Vectorized attempt: tried basic vectorization (e.g. TF-IDF to naturally deprioritize noise/redundancy) but without compute infra (e.g. state startup = frugal) the idea was abandoned (risk of building models we could not operate via Airflow).
👉🏻 Current¶
Very primitive: with normalization and TF-IDF but running at too small a scale to be really relevant. Lacks fuzzy tolerance.
💡 Improvements¶
Continue upstream normalization: because it benefits not only clustering but also data quality on the map:
Extend vectorized scope: e.g. at department level, to offer a relevance vs. model size trade-off
Reconsider https://github.com/dedupeio/dedupe: again on subsets (e.g. city) to benefit from the library (which offers useful things like distances) without suffering too much from O(n²)
Embeddings: due to very diverse representations (e.g. waste collection centre vs. waste disposal sites)

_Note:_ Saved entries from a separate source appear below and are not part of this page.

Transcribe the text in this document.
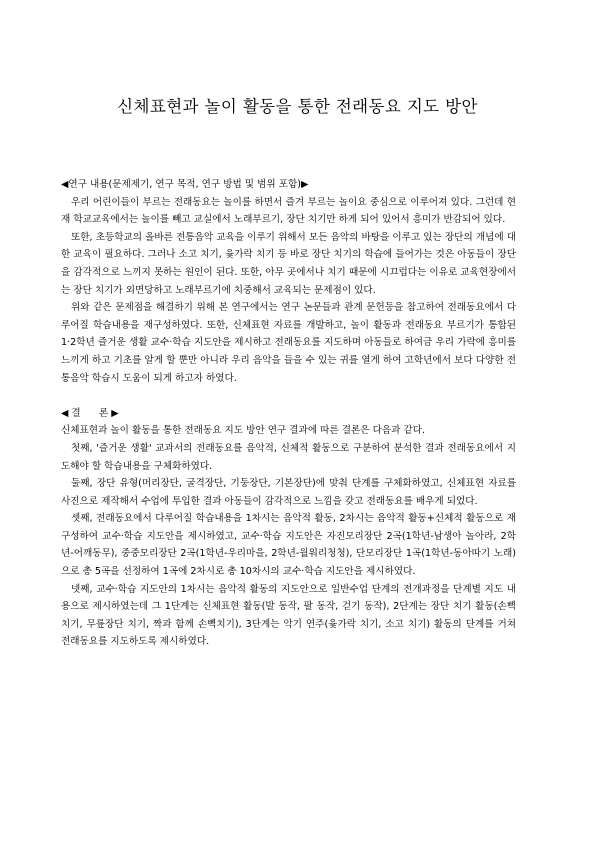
신체표현과 놀이 활동을 통한 전래동요 지도 방안

◀연구 내용(문제제기, 연구 목적, 연구 방법 및 범위 포함)▶

우리 어린이들이 부르는 전래동요는 놀이를 하면서 즐겨 부르는 놀이요 중심으로 이루어져 있다. 그런데 현재 학교교육에서는 놀이를 빼고 교실에서 노래부르기, 장단 치기만 하게 되어 있어서 흥미가 반감되어 있다.

또한, 초등학교의 올바른 전통음악 교육을 이루기 위해서 모든 음악의 바탕을 이루고 있는 장단의 개념에 대한 교육이 필요하다. 그러나 소고 치기, 윷가락 치기 등 바로 장단 치기의 학습에 들어가는 것은 아동들이 장단을 감각적으로 느끼지 못하는 원인이 된다. 또한, 아무 곳에서나 치기 때문에 시끄럽다는 이유로 교육현장에서는 장단 치기가 외면당하고 노래부르기에 치중해서 교육되는 문제점이 있다.

위와 같은 문제점을 해결하기 위해 본 연구에서는 연구 논문들과 관계 문헌등을 참고하여 전래동요에서 다루어질 학습내용을 재구성하였다. 또한, 신체표현 자료를 개발하고, 놀이 활동과 전래동요 부르기가 통합된 1·2학년 즐거운 생활 교수·학습 지도안을 제시하고 전래동요를 지도하며 아동들로 하여금 우리 가락에 흥미를 느끼게 하고 기초를 알게 할 뿐만 아니라 우리 음악을 들을 수 있는 귀를 열게 하여 고학년에서 보다 다양한 전통음악 학습시 도움이 되게 하고자 하였다.

◀ 결      론 ▶

신체표현과 놀이 활동을 통한 전래동요 지도 방안 연구 결과에 따른 결론은 다음과 같다.

첫째, '즐거운 생활' 교과서의 전래동요를 음악적, 신체적 활동으로 구분하여 분석한 결과 전래동요에서 지도해야 할 학습내용을 구체화하였다.

둘째, 장단 유형(머리장단, 굴격장단, 기둥장단, 기본장단)에 맞춰 단계를 구체화하였고, 신체표현 자료를 사진으로 제작해서 수업에 투입한 결과 아동들이 감각적으로 느낌을 갖고 전래동요를 배우게 되었다.

셋째, 전래동요에서 다루어질 학습내용을 1차시는 음악적 활동, 2차시는 음악적 활동+신체적 활동으로 재구성하여 교수·학습 지도안을 제시하였고, 교수·학습 지도안은 자진모리장단 2곡(1학년-남생아 놀아라, 2학년-어깨동무), 중중모리장단 2곡(1학년-우리마을, 2학년-월워리청청), 단모리장단 1곡(1학년-동아따기 노래)으로 총 5곡을 선정하여 1곡에 2차시로 총 10차시의 교수·학습 지도안을 제시하였다.

넷째, 교수·학습 지도안의 1차시는 음악적 활동의 지도안으로 일반수업 단계의 전개과정을 단계별 지도 내용으로 제시하였는데 그 1단계는 신체표현 활동(발 동작, 팔 동작, 걷기 동작), 2단계는 장단 치기 활동(손뼉치기, 무릎장단 치기, 짝과 함께 손뼉치기), 3단계는 악기 연주(윷가락 치기, 소고 치기) 활동의 단계를 거쳐 전래동요를 지도하도록 제시하였다.
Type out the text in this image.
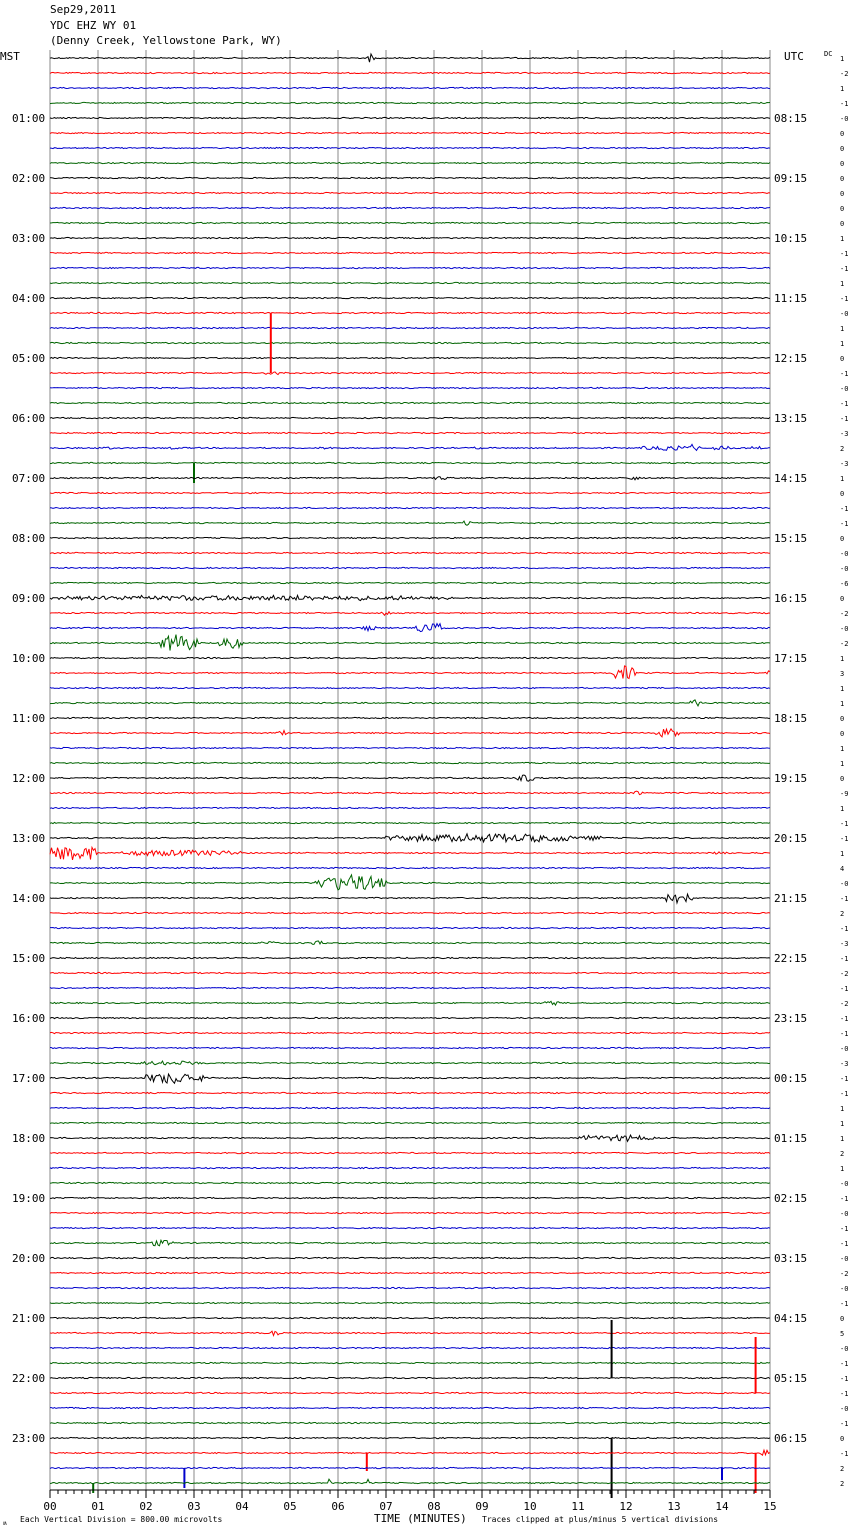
Sep29,2011
YDC EHZ WY 01
(Denny Creek, Yellowstone Park, WY)
MST	UTC	DC
Each Vertical Division = 800.00 microvolts	TIME (MINUTES) Traces clipped at plus/minus 5 vertical divisions
ʍ
1
-2
1
-1
-0
0
0
0
0
0
0
0
1
-1
-1
1
-1
-0
1
1
0
-1
-0
-1
-1
-3
2
-3
1
0
-1
-1
0
-0
-0
-6
0
-2
-0
-2
1
3
1
1
0
0
1
1
0
-9
1
-1
-1
1
4
-0
-1
2
-1
-3
-1
-2
-1
-2
-1
-1
-0
-3
-1
-1
1
1
1
2
1
-0
-1
-0
-1
-1
-0
-2
-0
-1
0
5
-0
-1
-1
-1
-0
-1
0
-1
2
2
01:00
02:00
03:00
04:00
05:00
06:00
07:00
08:00
09:00
10:00
11:00
12:00
13:00
14:00
15:00
16:00
17:00
18:00
19:00
20:00
21:00
22:00
23:00
08:15
09:15
10:15
11:15
12:15
13:15
14:15
15:15
16:15
17:15
18:15
19:15
20:15
21:15
22:15
23:15
00:15
01:15
02:15
03:15
04:15
05:15
06:15
00	01	02	03	04	05	06	07	08	09	10	11	12	13	14	15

Conversion mappings for limited/known cases (e.g. street name abbreviations, e.g. ESP → ESPLANADE)
Phonetic algorithms for typos
Language models: potentially compact models (SLMs) that would outperform the above by asking the simple question (« please cluster these samples »)
🚤 Performance¶
👉🏻 Current¶
Poor but sufficient for the business: runs the algorithm on Airflow and does something else while waiting
Main reason: loops and successive round-trips to choose parents and their data
Example: clustering 150K actors took ~6 hours
💡 Improvements¶
Rewrite tasks to use DBT models that prepare the data = eliminate loops / DB round-trips via Python.
🔀 Schema¶
graph TD
subgraph selection["🔎 <b>selection</b>: statut=ACTIF"]
direction LR
parents
orphans
children
end
subgraph normalization["🧹 <b>normalization</b>"]
norma["lower case, no accents etc..."]
end
subgraph clustering["📦 <b>clustering</b>"]
similar["exact + fuzzy similarity"]
end
subgraph dedup["1️⃣ <b>deduplication</b>"]
parents_choose["🥇 Choose new parents"]
parents_data["🗄️ Choose parents' data (from non-normalized data)"]
parents_choose-->parents_data
parents_data-->children_feed["⬅️ Add existing children"]
children_feed-->changes_mark["📋 Define changes"]
end
subgraph suggestions[" <b>suggestions</b>"]
propose
end
parents-->|displayed| normalization
orphans-->|displayed| normalization
normalization --> clustering
children-->|revision| children_feed
clustering-->dedup
changes_mark-->suggestions